Bacterial toxins reportedly have specific cytotoxic effects on target cells including tumour cells, and they have received increasing attention in the development of anti-rumour drugs. LukS-PV is the S component of PVL secreted by S. aureus. We previously reported that LukS-PV induces apoptosis in AML cells mediated by C5aR and inhibit AML cell proliferation in vitro and in vivo and have no obvious side effects on mice[2, 25, 26, 37]. However, the precise mechanisms underlying histone modification regulation by LukS-PV exerts its anti-leukaemia effects in AML cells have remained poorly understood.
AML is complex disease with a diverse genetic landscape. Recent studies have revealed that epigenetic dysregulation plays an important role in leukaemia pathogenesis[6, 11]. Further histone-modifying enzymes reportedly contribute to leukaemia pathogenesis. For example, MLL1 is a member of the SET family of methyltransferases and has been reported affect stem cell differentiation in leukaemia patients[10]. SETD2 is a histone methyltransferase that regulates leukaemia pathogenesis[30, 39]. This phenomenon is precisely based on the reversibility of epigenetic modifications may facilitate targeted leukaemia therapy[12]. For example, azacitidine and decitabine are DNA methyltransferase inhibitors approved for clinically treating AML[8, 15]. EZH2 and LSD1 are reportedly involved in leukaemia pathogenesis, and these targeted drugs have entered clinical trials[14, 22]. In summary, histone modifications are potentially promising for targeted therapy for leukaemia.
SET8 is a member of the SET domain-containing methyltransferase family specifically targeting H4K20me1[18]. SET8 is involved in vital cellular processes, including transcriptional regulation[5, 20], S-phase progression[28], genome replication and stability[4, 16], and DNA repair[36]. Aberrant SET8 expression has been reported in numerous tumours. High SET8 levels are also associated with poor survival in cancer patients. Zhou et al reported that SET8 and H4K20me1 levels were higher in AML cells than in control cells, and that SET8 can regulate the Wnt signalling pathway and is associated with leukaemia pathogenesis[38]. Our observation showed that SET8 is downregluate targeted by LukS-PV revealed a mechanism underlying SET8 regulation, thus underscoring the importance of SET8 regulation in AML.

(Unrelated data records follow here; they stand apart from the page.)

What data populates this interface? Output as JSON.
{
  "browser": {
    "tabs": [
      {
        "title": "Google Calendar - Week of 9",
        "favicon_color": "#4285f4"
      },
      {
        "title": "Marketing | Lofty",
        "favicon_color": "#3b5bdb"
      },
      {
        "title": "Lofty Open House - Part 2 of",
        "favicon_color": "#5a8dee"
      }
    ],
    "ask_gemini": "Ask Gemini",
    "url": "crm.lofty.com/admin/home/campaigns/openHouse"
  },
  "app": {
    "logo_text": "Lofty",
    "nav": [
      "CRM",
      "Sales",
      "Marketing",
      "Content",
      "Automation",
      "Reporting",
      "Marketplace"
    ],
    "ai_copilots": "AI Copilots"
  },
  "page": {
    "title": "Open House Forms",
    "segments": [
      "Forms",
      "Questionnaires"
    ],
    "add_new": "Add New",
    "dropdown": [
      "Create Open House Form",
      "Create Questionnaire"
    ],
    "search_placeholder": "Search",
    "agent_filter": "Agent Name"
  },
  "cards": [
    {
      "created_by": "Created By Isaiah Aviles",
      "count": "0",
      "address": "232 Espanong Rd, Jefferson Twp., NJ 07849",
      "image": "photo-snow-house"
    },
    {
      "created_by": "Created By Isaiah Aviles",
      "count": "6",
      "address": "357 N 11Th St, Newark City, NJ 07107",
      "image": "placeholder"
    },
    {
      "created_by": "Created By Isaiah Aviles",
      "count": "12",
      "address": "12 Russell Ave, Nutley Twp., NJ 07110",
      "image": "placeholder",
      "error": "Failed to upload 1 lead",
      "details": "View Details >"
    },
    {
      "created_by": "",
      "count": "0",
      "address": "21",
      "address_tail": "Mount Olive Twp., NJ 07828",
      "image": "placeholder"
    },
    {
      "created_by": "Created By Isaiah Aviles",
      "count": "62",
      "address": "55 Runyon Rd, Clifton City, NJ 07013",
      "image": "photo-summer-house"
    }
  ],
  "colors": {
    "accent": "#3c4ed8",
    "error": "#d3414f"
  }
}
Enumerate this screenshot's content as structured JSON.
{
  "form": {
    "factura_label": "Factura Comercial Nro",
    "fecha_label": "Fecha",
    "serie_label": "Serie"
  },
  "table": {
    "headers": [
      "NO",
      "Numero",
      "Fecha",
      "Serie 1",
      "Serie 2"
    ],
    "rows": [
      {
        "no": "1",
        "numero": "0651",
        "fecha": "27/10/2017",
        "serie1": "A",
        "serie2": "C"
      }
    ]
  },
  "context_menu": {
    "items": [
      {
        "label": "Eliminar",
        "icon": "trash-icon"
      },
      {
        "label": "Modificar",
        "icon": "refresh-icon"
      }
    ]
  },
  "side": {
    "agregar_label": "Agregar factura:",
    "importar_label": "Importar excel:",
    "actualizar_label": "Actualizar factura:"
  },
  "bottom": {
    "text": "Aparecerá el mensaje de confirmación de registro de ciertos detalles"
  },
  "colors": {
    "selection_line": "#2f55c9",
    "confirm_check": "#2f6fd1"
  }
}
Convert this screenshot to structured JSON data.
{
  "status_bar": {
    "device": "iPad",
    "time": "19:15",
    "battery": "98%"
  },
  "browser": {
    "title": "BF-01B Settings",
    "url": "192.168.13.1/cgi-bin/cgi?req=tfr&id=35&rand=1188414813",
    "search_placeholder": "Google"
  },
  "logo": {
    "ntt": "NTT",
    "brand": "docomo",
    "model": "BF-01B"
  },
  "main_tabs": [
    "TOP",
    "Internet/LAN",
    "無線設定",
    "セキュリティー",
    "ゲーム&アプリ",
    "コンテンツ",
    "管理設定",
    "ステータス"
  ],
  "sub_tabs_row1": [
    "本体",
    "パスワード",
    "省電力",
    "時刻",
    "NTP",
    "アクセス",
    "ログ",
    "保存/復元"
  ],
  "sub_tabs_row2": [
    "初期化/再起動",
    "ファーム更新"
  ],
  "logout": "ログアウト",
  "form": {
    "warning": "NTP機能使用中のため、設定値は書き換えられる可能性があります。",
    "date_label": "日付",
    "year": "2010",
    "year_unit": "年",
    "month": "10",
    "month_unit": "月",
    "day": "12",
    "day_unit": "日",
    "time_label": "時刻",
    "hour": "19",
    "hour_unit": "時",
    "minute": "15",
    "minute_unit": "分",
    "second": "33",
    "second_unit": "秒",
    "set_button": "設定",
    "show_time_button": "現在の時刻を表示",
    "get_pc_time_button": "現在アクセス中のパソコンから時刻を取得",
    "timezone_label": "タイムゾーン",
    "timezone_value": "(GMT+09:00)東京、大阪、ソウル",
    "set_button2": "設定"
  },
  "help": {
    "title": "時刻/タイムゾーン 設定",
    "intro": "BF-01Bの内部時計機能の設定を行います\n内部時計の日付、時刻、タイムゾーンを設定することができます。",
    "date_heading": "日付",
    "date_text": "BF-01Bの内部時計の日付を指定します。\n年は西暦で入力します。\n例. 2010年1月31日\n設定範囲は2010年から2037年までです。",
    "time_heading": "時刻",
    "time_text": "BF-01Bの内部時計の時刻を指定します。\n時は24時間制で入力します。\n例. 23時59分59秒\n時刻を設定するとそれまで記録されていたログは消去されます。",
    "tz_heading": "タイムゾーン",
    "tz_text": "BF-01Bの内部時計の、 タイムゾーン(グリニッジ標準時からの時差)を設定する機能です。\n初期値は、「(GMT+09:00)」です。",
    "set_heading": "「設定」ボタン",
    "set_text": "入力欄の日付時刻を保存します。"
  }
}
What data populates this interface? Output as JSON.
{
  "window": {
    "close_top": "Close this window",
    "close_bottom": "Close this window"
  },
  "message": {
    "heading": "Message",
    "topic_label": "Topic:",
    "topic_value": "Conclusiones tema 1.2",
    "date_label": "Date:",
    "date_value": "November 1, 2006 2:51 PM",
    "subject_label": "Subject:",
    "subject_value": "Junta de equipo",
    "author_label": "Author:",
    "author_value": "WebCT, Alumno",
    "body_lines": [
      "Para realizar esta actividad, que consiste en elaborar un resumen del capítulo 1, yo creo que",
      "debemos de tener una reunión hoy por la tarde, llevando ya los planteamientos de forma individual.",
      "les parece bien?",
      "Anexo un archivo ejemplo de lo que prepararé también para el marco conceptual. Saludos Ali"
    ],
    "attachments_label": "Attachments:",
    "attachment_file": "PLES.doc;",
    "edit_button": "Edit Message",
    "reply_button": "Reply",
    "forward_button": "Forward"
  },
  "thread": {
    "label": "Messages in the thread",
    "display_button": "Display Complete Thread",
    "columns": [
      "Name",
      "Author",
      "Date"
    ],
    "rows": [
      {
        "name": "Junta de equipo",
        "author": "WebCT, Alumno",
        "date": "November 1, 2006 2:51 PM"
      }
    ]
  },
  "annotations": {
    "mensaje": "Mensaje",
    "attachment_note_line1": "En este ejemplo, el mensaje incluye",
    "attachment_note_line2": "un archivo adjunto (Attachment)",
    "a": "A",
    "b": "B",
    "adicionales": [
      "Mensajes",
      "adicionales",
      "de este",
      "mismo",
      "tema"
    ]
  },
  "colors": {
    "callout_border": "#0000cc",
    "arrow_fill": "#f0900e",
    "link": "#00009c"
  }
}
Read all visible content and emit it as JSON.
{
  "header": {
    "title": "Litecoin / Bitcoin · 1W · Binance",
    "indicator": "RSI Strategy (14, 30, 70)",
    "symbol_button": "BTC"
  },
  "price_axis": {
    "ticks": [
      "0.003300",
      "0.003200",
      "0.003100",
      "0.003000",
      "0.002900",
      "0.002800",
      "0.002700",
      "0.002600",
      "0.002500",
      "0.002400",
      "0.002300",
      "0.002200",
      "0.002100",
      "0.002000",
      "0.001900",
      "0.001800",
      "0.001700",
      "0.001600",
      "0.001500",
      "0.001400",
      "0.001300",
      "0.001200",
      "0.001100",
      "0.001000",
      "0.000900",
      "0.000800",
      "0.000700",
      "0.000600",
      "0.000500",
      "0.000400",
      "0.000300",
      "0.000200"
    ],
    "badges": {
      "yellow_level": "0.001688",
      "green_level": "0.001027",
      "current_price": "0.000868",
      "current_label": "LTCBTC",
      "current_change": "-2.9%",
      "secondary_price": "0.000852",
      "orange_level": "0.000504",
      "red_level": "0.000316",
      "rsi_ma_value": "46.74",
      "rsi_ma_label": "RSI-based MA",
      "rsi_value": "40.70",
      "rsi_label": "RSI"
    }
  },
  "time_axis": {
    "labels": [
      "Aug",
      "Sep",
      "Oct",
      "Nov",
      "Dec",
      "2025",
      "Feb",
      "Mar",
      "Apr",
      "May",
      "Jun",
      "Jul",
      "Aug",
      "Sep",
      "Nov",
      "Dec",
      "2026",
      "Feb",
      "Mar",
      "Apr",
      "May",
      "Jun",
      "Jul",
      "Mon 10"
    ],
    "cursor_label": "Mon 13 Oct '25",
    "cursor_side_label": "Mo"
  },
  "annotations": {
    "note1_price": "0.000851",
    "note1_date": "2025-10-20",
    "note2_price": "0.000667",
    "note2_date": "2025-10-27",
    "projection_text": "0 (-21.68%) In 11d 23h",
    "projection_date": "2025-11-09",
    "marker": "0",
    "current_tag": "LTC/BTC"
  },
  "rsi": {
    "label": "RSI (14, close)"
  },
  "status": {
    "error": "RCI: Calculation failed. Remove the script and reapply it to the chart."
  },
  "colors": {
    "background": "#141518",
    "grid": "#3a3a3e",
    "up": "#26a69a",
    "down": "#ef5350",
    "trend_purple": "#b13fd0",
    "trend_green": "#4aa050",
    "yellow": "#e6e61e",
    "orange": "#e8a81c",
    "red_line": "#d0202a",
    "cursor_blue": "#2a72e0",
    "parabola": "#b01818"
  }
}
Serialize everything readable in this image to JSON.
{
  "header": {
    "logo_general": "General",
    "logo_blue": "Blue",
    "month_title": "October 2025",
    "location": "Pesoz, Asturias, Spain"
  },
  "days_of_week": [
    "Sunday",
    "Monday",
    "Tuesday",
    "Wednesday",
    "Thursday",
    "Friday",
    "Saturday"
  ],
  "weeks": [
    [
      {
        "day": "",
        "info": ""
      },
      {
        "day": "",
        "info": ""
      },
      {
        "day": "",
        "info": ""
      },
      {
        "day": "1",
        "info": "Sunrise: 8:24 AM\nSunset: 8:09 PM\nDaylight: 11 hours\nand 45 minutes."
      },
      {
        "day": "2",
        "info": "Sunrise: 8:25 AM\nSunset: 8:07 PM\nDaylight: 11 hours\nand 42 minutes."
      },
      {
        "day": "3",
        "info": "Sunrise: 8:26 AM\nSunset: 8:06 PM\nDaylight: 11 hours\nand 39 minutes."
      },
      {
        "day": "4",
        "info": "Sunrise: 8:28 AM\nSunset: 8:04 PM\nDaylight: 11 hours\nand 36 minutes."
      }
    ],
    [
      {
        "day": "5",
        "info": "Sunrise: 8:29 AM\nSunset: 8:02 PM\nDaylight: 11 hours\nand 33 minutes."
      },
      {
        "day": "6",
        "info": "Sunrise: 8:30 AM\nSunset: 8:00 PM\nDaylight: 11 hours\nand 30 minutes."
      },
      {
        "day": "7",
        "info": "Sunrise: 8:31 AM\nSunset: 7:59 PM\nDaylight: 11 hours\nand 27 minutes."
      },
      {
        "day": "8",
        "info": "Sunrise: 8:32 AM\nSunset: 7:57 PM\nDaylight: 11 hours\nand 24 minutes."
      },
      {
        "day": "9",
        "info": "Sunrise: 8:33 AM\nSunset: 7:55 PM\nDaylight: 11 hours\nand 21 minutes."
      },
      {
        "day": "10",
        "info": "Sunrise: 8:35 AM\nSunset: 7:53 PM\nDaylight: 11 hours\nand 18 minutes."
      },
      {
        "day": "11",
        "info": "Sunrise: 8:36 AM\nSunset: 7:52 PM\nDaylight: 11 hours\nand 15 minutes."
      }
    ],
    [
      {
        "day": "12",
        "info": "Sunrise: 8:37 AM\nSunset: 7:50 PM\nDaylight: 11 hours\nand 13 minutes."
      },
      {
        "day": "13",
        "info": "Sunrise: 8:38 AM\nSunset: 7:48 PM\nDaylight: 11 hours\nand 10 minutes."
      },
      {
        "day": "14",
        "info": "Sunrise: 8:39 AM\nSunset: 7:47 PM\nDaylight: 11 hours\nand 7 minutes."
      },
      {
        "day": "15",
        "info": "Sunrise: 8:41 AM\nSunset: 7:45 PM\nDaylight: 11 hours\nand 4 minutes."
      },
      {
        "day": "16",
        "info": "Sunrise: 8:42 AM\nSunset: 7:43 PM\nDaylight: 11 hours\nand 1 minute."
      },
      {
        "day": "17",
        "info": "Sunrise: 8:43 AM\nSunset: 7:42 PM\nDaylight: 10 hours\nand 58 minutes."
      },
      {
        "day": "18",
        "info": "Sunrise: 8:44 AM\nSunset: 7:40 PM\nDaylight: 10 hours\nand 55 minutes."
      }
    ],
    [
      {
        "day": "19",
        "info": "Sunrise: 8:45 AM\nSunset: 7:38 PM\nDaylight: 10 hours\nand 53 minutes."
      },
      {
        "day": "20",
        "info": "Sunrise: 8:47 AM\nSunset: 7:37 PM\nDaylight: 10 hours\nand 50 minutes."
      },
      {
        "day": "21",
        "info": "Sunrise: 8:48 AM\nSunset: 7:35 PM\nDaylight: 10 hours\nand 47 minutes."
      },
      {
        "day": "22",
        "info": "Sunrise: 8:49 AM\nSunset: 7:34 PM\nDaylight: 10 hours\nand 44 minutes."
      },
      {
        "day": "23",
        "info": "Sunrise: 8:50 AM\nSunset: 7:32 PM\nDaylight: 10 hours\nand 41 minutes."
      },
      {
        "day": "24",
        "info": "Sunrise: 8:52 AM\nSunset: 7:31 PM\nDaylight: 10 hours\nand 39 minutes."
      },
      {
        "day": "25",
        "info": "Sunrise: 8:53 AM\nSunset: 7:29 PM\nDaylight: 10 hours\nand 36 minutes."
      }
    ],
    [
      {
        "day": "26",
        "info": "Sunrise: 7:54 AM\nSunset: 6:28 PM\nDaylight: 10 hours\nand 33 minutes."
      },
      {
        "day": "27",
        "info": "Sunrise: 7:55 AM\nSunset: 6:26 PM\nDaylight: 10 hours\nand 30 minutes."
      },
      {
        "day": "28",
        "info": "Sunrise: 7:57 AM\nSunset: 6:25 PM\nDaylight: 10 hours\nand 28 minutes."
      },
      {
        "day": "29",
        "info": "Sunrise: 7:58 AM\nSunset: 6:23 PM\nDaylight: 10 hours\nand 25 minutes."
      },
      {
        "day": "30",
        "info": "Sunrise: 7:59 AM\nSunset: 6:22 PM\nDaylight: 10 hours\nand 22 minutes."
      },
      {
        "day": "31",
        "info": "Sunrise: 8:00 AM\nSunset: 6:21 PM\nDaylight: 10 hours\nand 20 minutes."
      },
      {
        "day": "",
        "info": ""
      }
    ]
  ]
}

Previous studies have reported that SET8 is a specific monomethylation catalytic enzyme for H4K20me1[18]. Therefore, we further found that LukS-PV reduced H4K20me1 levels by downregulating SET8 in a dose- and time-dependent manner. To further assess the downstream mechanism of LukS-PV in exerting anti-leukaemia effects through the SET8-H4K20me1 axis, we performed ChIP-seq to identify H4K20me1 downstream target genes. Finally, a potential target gene PIK3CB was identified by classifying target genes, and we tested its effect on apoptosis through PIK3CB inhibitor GSK2636771. Together, our study indicate that LukS-PV induces cell apoptosis through downregulate expression of the target gene PIK3CB mediated by SET8 in AML cells.
The phosphatidylinositol 3-kinase (PI3K) pathway plays pivotal roles in cell growth, proliferation, and survival by integrating extracellular growth signals[3]. PI3K proteins fall into three classes, of which class IA are heterodimeric lipid kinases, consisting of a p85 regulatory subunit and a p110 catalytic subunit. The p110 catalytic subunits are p110α, β, and δ. PIK3CB (PI3-kinase p110β) is a member of the PI3K pathway, and hyperactivation of this pathway contributes to cancer progression in humans[9]. Akt, a serine/threonine protein kinase, is one of the best-characterized targets of the PI3K pathway. Recent studies have reported numerous Akt substrates including BAD, CREB, GSK-3β, mTOR, FOXO1, and PTEN[23]. Initiation of these signalling cascades regulates cellular proliferation, motility, and survival in cancer cells. The present ChIP-seq experiments and bioinformatics analysis revealed that PIK3CB is the transcriptional target gene for LukS-PV-mediated H4K20me1. Furthermore, our results show that LukS-PV decreases AKT phosphorylation and increases FOXO1 levels, thus inducing apoptosis by downregulating anti-apoptotic protein Bcl2 and upregulating pro-apoptotic protein Bax in HL-60 and NB-4 cells.
In conclusion, these results show that LukS-PV induces apoptosis in AML cells via the PI3K/AKT/FOXO1 signal transduction pathway by targeting SET8, implying that SET8 is a potential target for LukS-PV-mediated treatment of AML.